Clinical interviewing is one of the most important skills physicians develop during their training. It forms the foundation for accurate diagnosis and effective patient care. However, evaluating these skills is often time-intensive, requiring repeated observations and detailed feedback from experienced clinicians. As medical education continues to expand, this growing assessment burden has become a significant challenge. The incorporation of generative artificial intelligence (AI) has the potential to significantly improve the assessment of interviewing skills; however, its efficiency compared to standard evaluation systems is not well understood.
To fill this gap, researchers from Japan explored whether artificial intelligence could help address this issue by evaluating medical interview transcripts. Their findings were published on February 17, 2026 in Volume 12 of the journal JMIR Medical Education . The research team led by Dr. Hiromizu Takahashi (corresponding author) and Professor Toshio Naito, both from the Department of General Medicine, Juntendo University Faculty of Medicine, Japan, examined whether AI-based assessment (ABA) could match traditional human-based assessment (HBA).
"Our central message is that AI may help make medical training fairer, faster, and more scalable," explains Prof.

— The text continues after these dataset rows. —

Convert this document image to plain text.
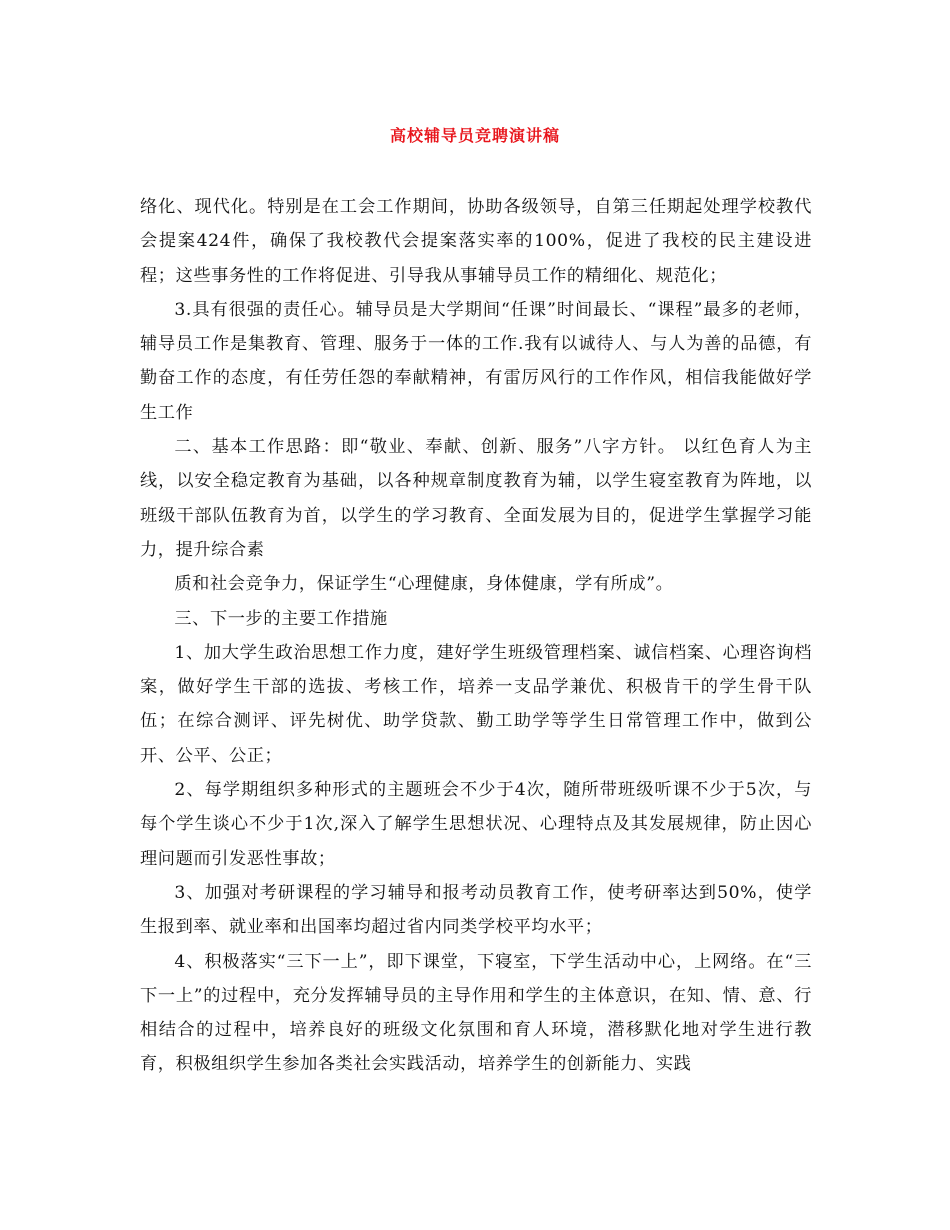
高校辅导员竞聘演讲稿

络化、现代化。特别是在工会工作期间，协助各级领导，自第三任期起处理学校教代会提案424件，确保了我校教代会提案落实率的100%，促进了我校的民主建设进程；这些事务性的工作将促进、引导我从事辅导员工作的精细化、规范化；

3.具有很强的责任心。辅导员是大学期间“任课”时间最长、“课程”最多的老师，辅导员工作是集教育、管理、服务于一体的工作.我有以诚待人、与人为善的品德，有勤奋工作的态度，有任劳任怨的奉献精神，有雷厉风行的工作作风，相信我能做好学生工作

二、基本工作思路：即“敬业、奉献、创新、服务”八字方针。 以红色育人为主线，以安全稳定教育为基础，以各种规章制度教育为辅，以学生寝室教育为阵地，以班级干部队伍教育为首，以学生的学习教育、全面发展为目的，促进学生掌握学习能力，提升综合素

质和社会竞争力，保证学生“心理健康，身体健康，学有所成”。

三、下一步的主要工作措施

1、加大学生政治思想工作力度，建好学生班级管理档案、诚信档案、心理咨询档案，做好学生干部的选拔、考核工作，培养一支品学兼优、积极肯干的学生骨干队伍；在综合测评、评先树优、助学贷款、勤工助学等学生日常管理工作中，做到公开、公平、公正；

2、每学期组织多种形式的主题班会不少于4次，随所带班级听课不少于5次，与每个学生谈心不少于1次,深入了解学生思想状况、心理特点及其发展规律，防止因心理问题而引发恶性事故；

3、加强对考研课程的学习辅导和报考动员教育工作，使考研率达到50%，使学生报到率、就业率和出国率均超过省内同类学校平均水平；

4、积极落实“三下一上”，即下课堂，下寝室，下学生活动中心，上网络。在“三下一上”的过程中，充分发挥辅导员的主导作用和学生的主体意识，在知、情、意、行相结合的过程中，培养良好的班级文化氛围和育人环境，潜移默化地对学生进行教育，积极组织学生参加各类社会实践活动，培养学生的创新能力、实践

Naito.
To evaluate ABA vs HBA systems, the researchers designed a cross-sectional validation study using a virtual patient system. Seven participants, including medical students, resident physicians, and attending physicians, conducted clinical interviews with an AI-simulated patient presented with bilateral leg weakness. These conversations were automatically recorded and converted into transcripts. The transcripts were then evaluated using the Master Interview Rating Scale, a standardized tool that assesses various aspects of clinical communication, such as information gathering, organization, and empathy. For the ABA system, AI models, specifically GPT-o1 Pro and GPT-5 Pro, were used to assess the transcripts. On the other hand, five experienced clinical instructors independently evaluated the same transcripts comprising the HBA approach.
According to the researchers, ABA showed strong agreement with clinician evaluations, with only minimal differences in scores. At the same time, AI demonstrated greater consistency across repeated evaluations. Importantly, the use of AI also reduced the time required to assess each transcript by more than half, highlighting its potential to ease the workload of educators. "Rather than replacing teachers, this research suggests a practical 'AI-first, faculty-verified' model in which AI handles the first pass and educators focus their time on coaching, judgment, and high-stakes decisions," says Dr. Takahashi.

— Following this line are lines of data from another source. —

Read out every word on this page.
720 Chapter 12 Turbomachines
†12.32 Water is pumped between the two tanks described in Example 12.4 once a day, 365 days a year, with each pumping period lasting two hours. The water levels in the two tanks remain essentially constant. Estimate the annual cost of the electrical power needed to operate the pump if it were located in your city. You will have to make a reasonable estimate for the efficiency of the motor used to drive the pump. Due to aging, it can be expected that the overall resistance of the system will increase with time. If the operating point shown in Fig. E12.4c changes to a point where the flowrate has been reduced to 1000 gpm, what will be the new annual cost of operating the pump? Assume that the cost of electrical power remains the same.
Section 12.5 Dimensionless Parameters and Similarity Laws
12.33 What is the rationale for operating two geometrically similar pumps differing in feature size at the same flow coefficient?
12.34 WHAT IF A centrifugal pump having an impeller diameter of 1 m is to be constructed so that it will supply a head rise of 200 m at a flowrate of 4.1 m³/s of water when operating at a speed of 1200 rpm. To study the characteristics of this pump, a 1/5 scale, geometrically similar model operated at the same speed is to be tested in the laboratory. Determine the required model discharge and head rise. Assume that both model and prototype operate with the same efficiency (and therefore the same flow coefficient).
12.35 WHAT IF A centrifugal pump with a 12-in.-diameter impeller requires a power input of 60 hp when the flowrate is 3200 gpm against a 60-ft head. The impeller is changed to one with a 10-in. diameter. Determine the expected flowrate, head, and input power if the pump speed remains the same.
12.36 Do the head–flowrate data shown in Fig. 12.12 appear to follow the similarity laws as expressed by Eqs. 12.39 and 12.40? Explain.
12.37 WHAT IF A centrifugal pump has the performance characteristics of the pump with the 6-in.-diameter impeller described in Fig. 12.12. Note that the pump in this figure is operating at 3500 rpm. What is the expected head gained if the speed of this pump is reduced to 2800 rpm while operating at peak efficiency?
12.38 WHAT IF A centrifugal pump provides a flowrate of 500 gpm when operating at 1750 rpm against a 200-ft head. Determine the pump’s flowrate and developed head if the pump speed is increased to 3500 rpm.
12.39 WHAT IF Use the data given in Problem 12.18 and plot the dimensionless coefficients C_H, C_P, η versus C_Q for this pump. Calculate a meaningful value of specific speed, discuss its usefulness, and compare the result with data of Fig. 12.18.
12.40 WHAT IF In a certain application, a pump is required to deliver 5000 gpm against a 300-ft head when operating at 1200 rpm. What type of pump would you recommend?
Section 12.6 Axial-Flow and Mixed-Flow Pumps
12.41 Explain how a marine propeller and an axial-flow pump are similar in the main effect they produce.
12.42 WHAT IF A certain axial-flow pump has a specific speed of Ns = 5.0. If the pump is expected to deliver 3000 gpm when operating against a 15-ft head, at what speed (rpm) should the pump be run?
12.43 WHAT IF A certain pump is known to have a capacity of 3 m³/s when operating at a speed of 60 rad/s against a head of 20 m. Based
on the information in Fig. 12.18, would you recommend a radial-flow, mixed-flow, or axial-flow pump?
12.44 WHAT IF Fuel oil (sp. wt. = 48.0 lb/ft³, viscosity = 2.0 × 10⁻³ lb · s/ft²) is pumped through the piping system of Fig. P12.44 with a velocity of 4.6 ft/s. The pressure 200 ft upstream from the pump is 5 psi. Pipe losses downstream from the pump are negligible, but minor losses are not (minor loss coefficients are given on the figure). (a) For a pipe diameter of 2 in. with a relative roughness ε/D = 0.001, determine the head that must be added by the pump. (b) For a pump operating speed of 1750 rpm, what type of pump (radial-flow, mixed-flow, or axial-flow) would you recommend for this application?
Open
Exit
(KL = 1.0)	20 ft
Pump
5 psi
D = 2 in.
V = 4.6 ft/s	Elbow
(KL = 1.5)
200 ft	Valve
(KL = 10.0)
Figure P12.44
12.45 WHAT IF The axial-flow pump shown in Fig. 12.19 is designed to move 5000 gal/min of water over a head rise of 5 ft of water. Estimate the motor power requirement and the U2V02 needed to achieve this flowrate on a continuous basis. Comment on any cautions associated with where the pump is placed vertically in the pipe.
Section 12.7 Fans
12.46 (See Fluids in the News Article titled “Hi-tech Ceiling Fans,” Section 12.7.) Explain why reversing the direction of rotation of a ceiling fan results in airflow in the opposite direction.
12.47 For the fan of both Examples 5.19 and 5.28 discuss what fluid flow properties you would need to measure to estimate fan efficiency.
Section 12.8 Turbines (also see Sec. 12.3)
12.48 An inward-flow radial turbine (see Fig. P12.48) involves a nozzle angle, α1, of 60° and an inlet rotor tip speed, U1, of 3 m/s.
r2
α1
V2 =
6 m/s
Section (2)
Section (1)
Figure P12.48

These results have important implications for medical education. In many training programs, delays in feedback can limit opportunities for students to improve their communication skills. By providing rapid and consistent evaluations, AI could make repeated practice more accessible, particularly in settings with limited faculty resources. "Students could interview an AI-simulated patient and receive feedback almost immediately instead of waiting days or weeks," Prof. Naito adds, highlighting the potential for more timely learning experiences.
At the same time, the researchers emphasize that AI should be used with care. While AI performed well in this study, it was based on a small number of participants and a single clinical scenario. In addition, transcript-based evaluation cannot capture nonverbal cues, tone, or cultural nuances that are often important in real-world patient interactions. Prof. Naito and Dr. Takahashi note with caution, "AI should be used with human oversight, because text-only scoring can miss nuances such as tone, nonverbal communication, and cultural context."
Overall, this study highlights the growing role of AI in medical education. By combining the speed and consistency of AI with the expertise and judgment of clinicians, it may be possible to create more efficient and scalable training systems. As the demand for high-quality medical education continues to rise, such approaches could help ensure that future clinicians receive the best training while reducing the burden on educators.